>Michael M. Butler:
>Lots of people have blown rockets up.
Aye, and the more parts they have, the more likely.
>Minor points: weren't the fielded systems simple solid boosters? And I seem
>to recall that the hypergolics were (/are) generally pretty wicked both to
>handle and to deal with if you got any on you (RFNA, UDMH, N04...).
The early units were Nitric acid and Aniline motors. This was safer than using LOX because you are guaranteed ignition. Ignition failure=BOOM.
>Yep, too big, too dumb. My outsider's view is that it's not sexy or leading
>edge and you have to "think Russian" (these are of course cognate).
Yes, and there is a mental concept of scale that people carry in their heads, and it is a shock to them to have that preconception re-adjusted. A related Truax/Goddard story: Bob said that when Goddard saw the business end of the V2's after the war, his jaw, literally, dropped in amazement. How could anyone build a rocket SO BIG??? I think we all suffer from the same error. What we should say, looking at a Space Shuttle, is: how can anyone build a rocket SO COMPLEX?
Here is an exercise: compare a large ship to a Saturn V rocket, and the rocket is clearly short, light, small. And rockets don't suffer from the same scaling law that limits airplanes to somewhere around the size of a 747 (square/cubed law relation of lifting area to weight).
>the PR (/perceived environmental) impact of a *BIG* boom can be daunting,
Yes. Perception again. Sea launch=little boom. LOX/Kerosene=low toxic emission relative to solid boosters or the hypergolics used in the Titan series rockets.
>Also, <sarcasm on> whaddawe want a big booster for? Nobody *DOES*
>anything in space that size. <sarcasm off>
This is not a joke to investors. They don't care much about the future.
>So of course they never will.
Never say that, have you forgotten our principles?! Gasp!
(snipped: re projects running out of money)
>Having lived and too often breathed Silicon Valley, permit me to remark
>that this is a salient feature of much of life here.

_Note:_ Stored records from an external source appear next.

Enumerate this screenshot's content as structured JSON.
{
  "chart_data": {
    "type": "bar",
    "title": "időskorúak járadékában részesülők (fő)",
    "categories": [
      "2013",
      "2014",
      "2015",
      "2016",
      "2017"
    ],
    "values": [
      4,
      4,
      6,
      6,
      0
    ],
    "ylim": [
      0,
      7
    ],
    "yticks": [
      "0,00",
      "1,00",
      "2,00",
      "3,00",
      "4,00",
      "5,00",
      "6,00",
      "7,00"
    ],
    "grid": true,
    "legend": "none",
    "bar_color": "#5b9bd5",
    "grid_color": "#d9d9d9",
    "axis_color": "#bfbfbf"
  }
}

Sure, its human nature. But I get annoyed listening to arguments for/against various impractical booster concepts when it is obvious they are impractical. Piggybacked winged stages. Single stage to orbit techno-marvels that carry virtually no payload despite pushing all structures beyond the state of the art. Dozens of space shuttle main engines ganged together, all operating reliably, simultaneously(!). Mid-flight propellant loading from another vehicle. SCRAMLACE (liquify oxygen from the air in flight, for use out of the atmosphere). Sheesh.
Us space enthusiasts are our own worst enemy, all pointing to the stars, but all in different directions.